Depuis la naissance de michoco, j’avoue qu’il m’arrive de penser plus souvent à la mort. A la sienne (est-ce qu’il respire encore quand il dort ?), à la mienne (que deviendrait-il si je ne suis plus là ?) ou à celle de grand choco, de mes parents (comment fait-on pour vivre après la mort de ceux qui vous ont donné la vie ?). L’article d’hier était déjà un peu « lourd », je voulais faire un truc plus léger pour aujourd’hui et à 13h56 le téléphone sonne…

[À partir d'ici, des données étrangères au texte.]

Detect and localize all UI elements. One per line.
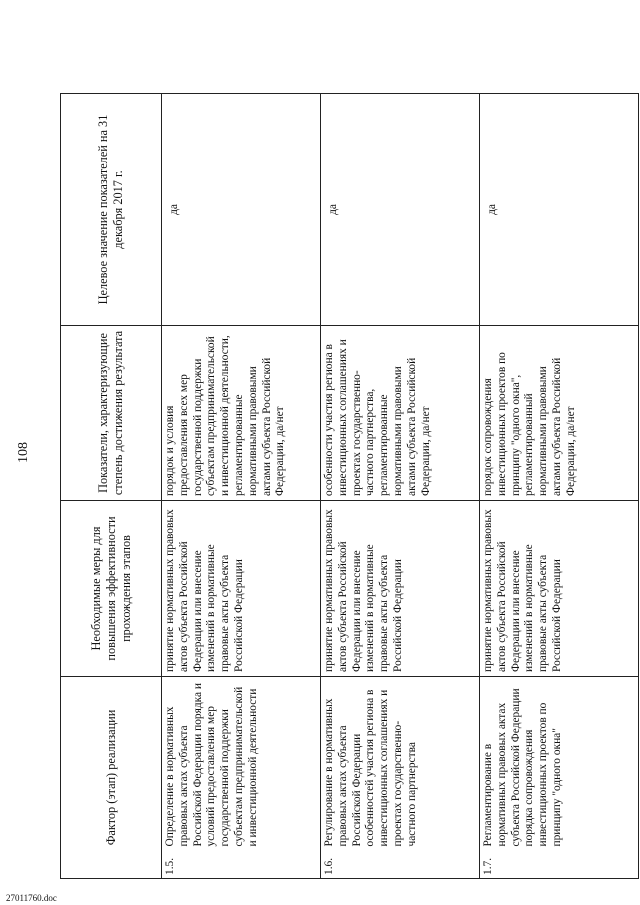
- document-reference: 27011760.doc: [6, 893, 57, 903]
- measures-table: [60, 18, 639, 879]
- row-target: да: [321, 93, 480, 325]
- header-measures: Необходимые меры для повышения эффективности прохождения этапов: [61, 500, 162, 676]
- row-target: да: [480, 93, 639, 325]
- table-row: [162, 18, 321, 878]
- header-factor: Фактор (этап) реализации: [61, 676, 162, 878]
- row-measures: принятие нормативных правовых актов субъекта Российской Федерации или внесение изменений в нормативные правовые акты субъекта Российской Федерации: [480, 500, 639, 676]
- row-factor: Регламентирование в нормативных правовых актах субъекта Российской Федерации порядка сопровождения инвестиционных проектов по принципу "одного окна": [480, 676, 639, 848]
- page-number: 108: [16, 442, 31, 463]
- table-row: [321, 18, 480, 878]
- header-target: Целевое значение показателей на 31 декабря 2017 г.: [61, 93, 162, 325]
- row-indicators: порядок и условия предоставления всех мер государственной поддержки субъектам предпринимательской и инвестиционной деятельности, регламентированные нормативными правовыми актами субъекта Российской Федерации, да/нет: [162, 325, 321, 500]
- row-number: 1.7.: [480, 849, 639, 879]
- row-factor: Регулирование в нормативных правовых актах субъекта Российской Федерации особенностей участия региона в инвестиционных соглашениях и проектах государственно-частного партнерства: [321, 676, 480, 848]
- row-measures: принятие нормативных правовых актов субъекта Российской Федерации или внесение изменений в нормативные правовые акты субъекта Российской Федерации: [321, 500, 480, 676]
- header-indicators: Показатели, характеризующие степень достижения результата: [61, 325, 162, 500]
- table-row: [480, 18, 639, 878]
- row-indicators: порядок сопровождения инвестиционных проектов по принципу "одного окна", регламентированный нормативными правовыми актами субъекта Российской Федерации, да/нет: [480, 325, 639, 500]
- row-factor: Определение в нормативных правовых актах субъекта Российской Федерации порядка и условий предоставления мер государственной поддержки субъектам предпринимательской и инвестиционной деятельности: [162, 676, 321, 848]
- table-header-row: [61, 18, 162, 878]
- row-number: 1.5.: [162, 849, 321, 879]
- row-target: да: [162, 93, 321, 325]
- row-indicators: особенности участия региона в инвестиционных соглашениях и проектах государственно-частного партнерства, регламентированные нормативными правовыми актами субъекта Российской Федерации, да/нет: [321, 325, 480, 500]
- row-measures: принятие нормативных правовых актов субъекта Российской Федерации или внесение изменений в нормативные правовые акты субъекта Российской Федерации: [162, 500, 321, 676]
- row-number: 1.6.: [321, 849, 480, 879]
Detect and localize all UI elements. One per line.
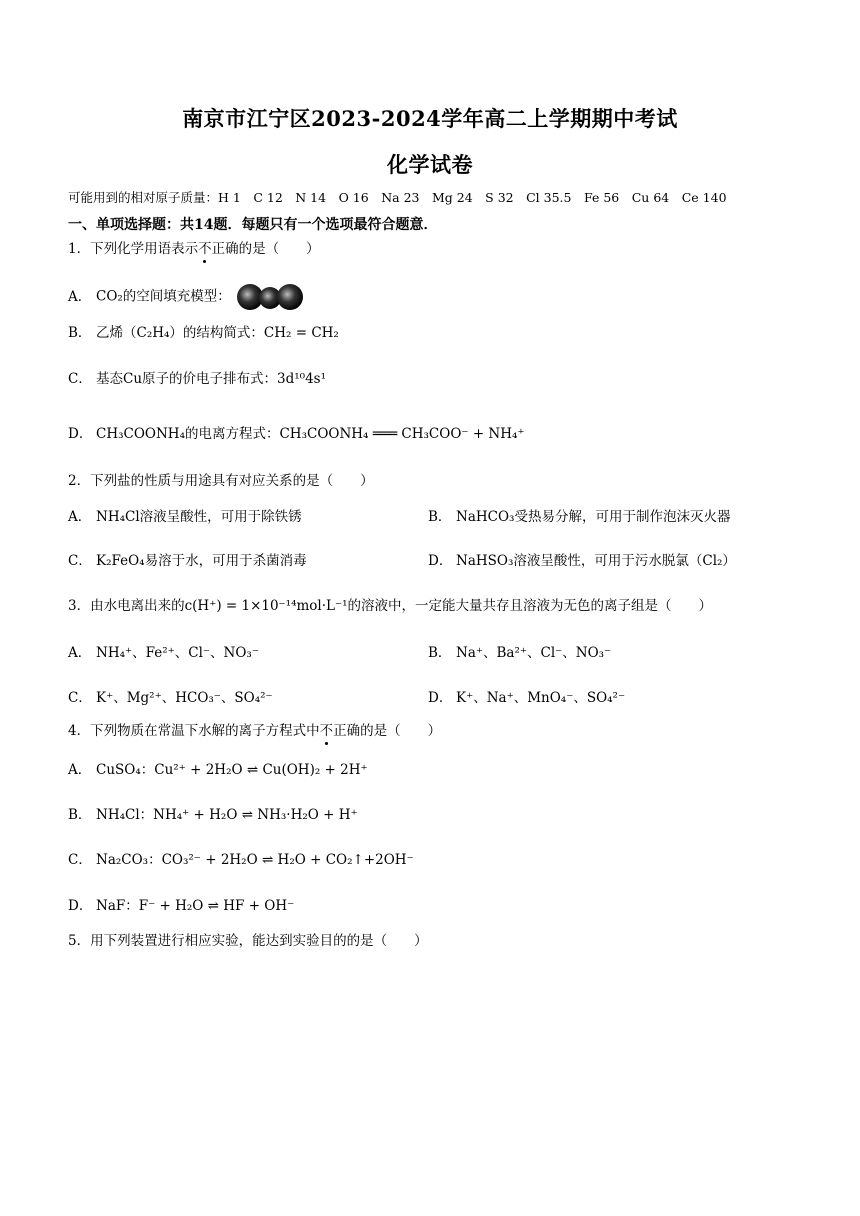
question-2-option-a	[68, 507, 302, 527]
option-label: C．	[68, 553, 92, 569]
option-text: NH₄Cl：NH₄⁺ + H₂O ⇌ NH₃·H₂O + H⁺	[96, 807, 358, 823]
option-label: A．	[68, 509, 92, 525]
option-text: K⁺、Na⁺、MnO₄⁻、SO₄²⁻	[456, 690, 626, 706]
section-heading: 一、单项选择题：共14题．每题只有一个选项最符合题意．	[68, 217, 438, 233]
option-text: NaHCO₃受热易分解，可用于制作泡沫灭火器	[456, 509, 731, 525]
option-text: NaF：F⁻ + H₂O ⇌ HF + OH⁻	[96, 898, 295, 914]
option-label: D．	[428, 553, 453, 569]
option-text: Na₂CO₃：CO₃²⁻ + 2H₂O ⇌ H₂O + CO₂↑+2OH⁻	[96, 852, 414, 868]
question-2-option-b	[428, 507, 730, 527]
question-1-stem	[68, 240, 320, 258]
exam-subtitle: 化学试卷	[387, 152, 473, 177]
question-2-stem: 2．下列盐的性质与用途具有对应关系的是（ ）	[68, 473, 374, 489]
option-text: K₂FeO₄易溶于水，可用于杀菌消毒	[96, 553, 307, 569]
option-text: CH₃COONH₄的电离方程式：CH₃COONH₄ ═══ CH₃COO⁻ + NH₄⁺	[96, 426, 525, 442]
co2-space-filling-model-icon	[237, 284, 309, 310]
option-label: A．	[68, 762, 92, 778]
question-3-option-b	[428, 643, 611, 663]
emphasis-dot-char: 不	[319, 723, 334, 739]
question-4-option-b	[68, 805, 358, 825]
question-2-option-c	[68, 551, 307, 571]
question-3-option-d	[428, 688, 625, 708]
question-3-option-c	[68, 688, 273, 708]
option-text: NH₄⁺、Fe²⁺、Cl⁻、NO₃⁻	[96, 645, 259, 661]
option-label: B．	[428, 509, 452, 525]
question-4-option-d	[68, 896, 294, 916]
option-label: B．	[68, 807, 92, 823]
question-3-option-a	[68, 643, 259, 663]
option-label: B．	[68, 325, 92, 341]
option-text: 基态Cu原子的价电子排布式：3d¹⁰4s¹	[96, 371, 327, 387]
question-1-option-d	[68, 424, 525, 444]
option-text: NaHSO₃溶液呈酸性，可用于污水脱氯（Cl₂）	[456, 553, 736, 569]
stem-text: 正确的是（ ）	[211, 241, 320, 257]
option-label: D．	[68, 426, 93, 442]
question-4-option-a	[68, 760, 368, 780]
option-text: CuSO₄：Cu²⁺ + 2H₂O ⇌ Cu(OH)₂ + 2H⁺	[96, 762, 368, 778]
option-text: CO₂的空间填充模型：	[96, 288, 231, 305]
question-5-stem: 5．用下列装置进行相应实验，能达到实验目的的是（ ）	[68, 933, 428, 949]
option-label: C．	[68, 371, 92, 387]
option-label: D．	[68, 898, 93, 914]
option-text: K⁺、Mg²⁺、HCO₃⁻、SO₄²⁻	[96, 690, 273, 706]
stem-text: 1．下列化学用语表示	[68, 241, 199, 257]
emphasis-dot-char: 不	[198, 241, 212, 257]
question-4-option-c	[68, 850, 414, 870]
option-text: Na⁺、Ba²⁺、Cl⁻、NO₃⁻	[456, 645, 612, 661]
option-label: C．	[68, 852, 92, 868]
question-1-option-c	[68, 369, 326, 389]
option-label: A．	[68, 645, 92, 661]
atomic-masses: 可能用到的相对原子质量：H 1 C 12 N 14 O 16 Na 23 Mg 24 S 32 Cl 35.5 Fe 56 Cu 64 Ce 140	[68, 190, 727, 205]
question-1-option-a	[68, 284, 309, 310]
stem-text: 正确的是（ ）	[333, 723, 442, 739]
question-3-stem: 3．由水电离出来的c(H⁺) = 1×10⁻¹⁴mol·L⁻¹的溶液中，一定能大量共存且溶液为无色的离子组是（ ）	[68, 598, 713, 614]
option-label: B．	[428, 645, 452, 661]
question-1-option-b	[68, 323, 339, 343]
option-label: D．	[428, 690, 453, 706]
option-label: C．	[68, 690, 92, 706]
question-2-option-d	[428, 551, 736, 571]
question-4-stem	[68, 722, 441, 740]
exam-title: 南京市江宁区2023-2024学年高二上学期期中考试	[182, 106, 678, 131]
stem-text: 4．下列物质在常温下水解的离子方程式中	[68, 723, 320, 739]
option-text: NH₄Cl溶液呈酸性，可用于除铁锈	[96, 509, 302, 525]
option-label: A．	[68, 288, 92, 305]
option-text: 乙烯（C₂H₄）的结构简式：CH₂ = CH₂	[96, 325, 339, 341]
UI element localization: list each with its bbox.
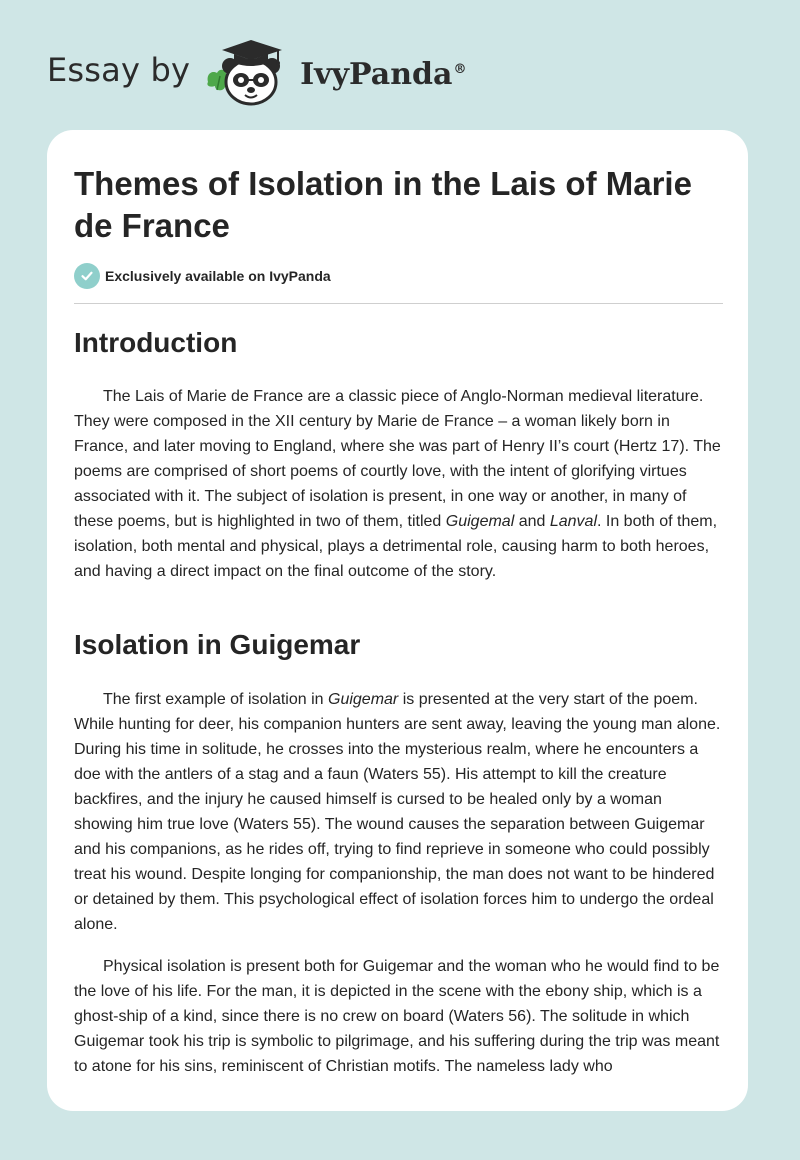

Tiens, justement c’est le papa de la petite pierre en forme de cœur d’hier… Il est plus qu’un ami. Je considère sa famille comme ma famille et sa famille m’a toujours intégrée comme un membre à part entière de la leur. Je ne décroche pas, je suis sur un truc pour le boulot. Il insiste, je ne décroche pas. SMS : « je suis occupée, je te rappelle ». Réponse : « Mon père est décédé. ». A peine deux secondes plus tard : appel de son frère, puis texto : « Papa est décédé ». La terre s’écroule. Vous fermez l’ordi, faites les 100 pas, relisez le texto. « Quoi ? mais c’est impossible… ». Oui je sais c’est très con comme réponse, mais sur le coup j’ai été tellement surprise que c’est la seule chose que j’ai été capable d’écrire… Et puis le téléphone sonne à tout va, des voisins, des amis de la famille qui se demandent si j’ai reçu l’information. On s’était eu la veille au téléphone, il avait une tension à 18, était parti au dispensaire, mais rien de plus inquiétant que ça. Et puis l’appel. Biiiiip… biiiip, explosion de larmes, j’ai essayé de me contenir mais ça sort comme une cascade… ça décroche, explosion de larme à l’autre bout du fil. On ne peut même pas parler… On pleure puis on raccroche.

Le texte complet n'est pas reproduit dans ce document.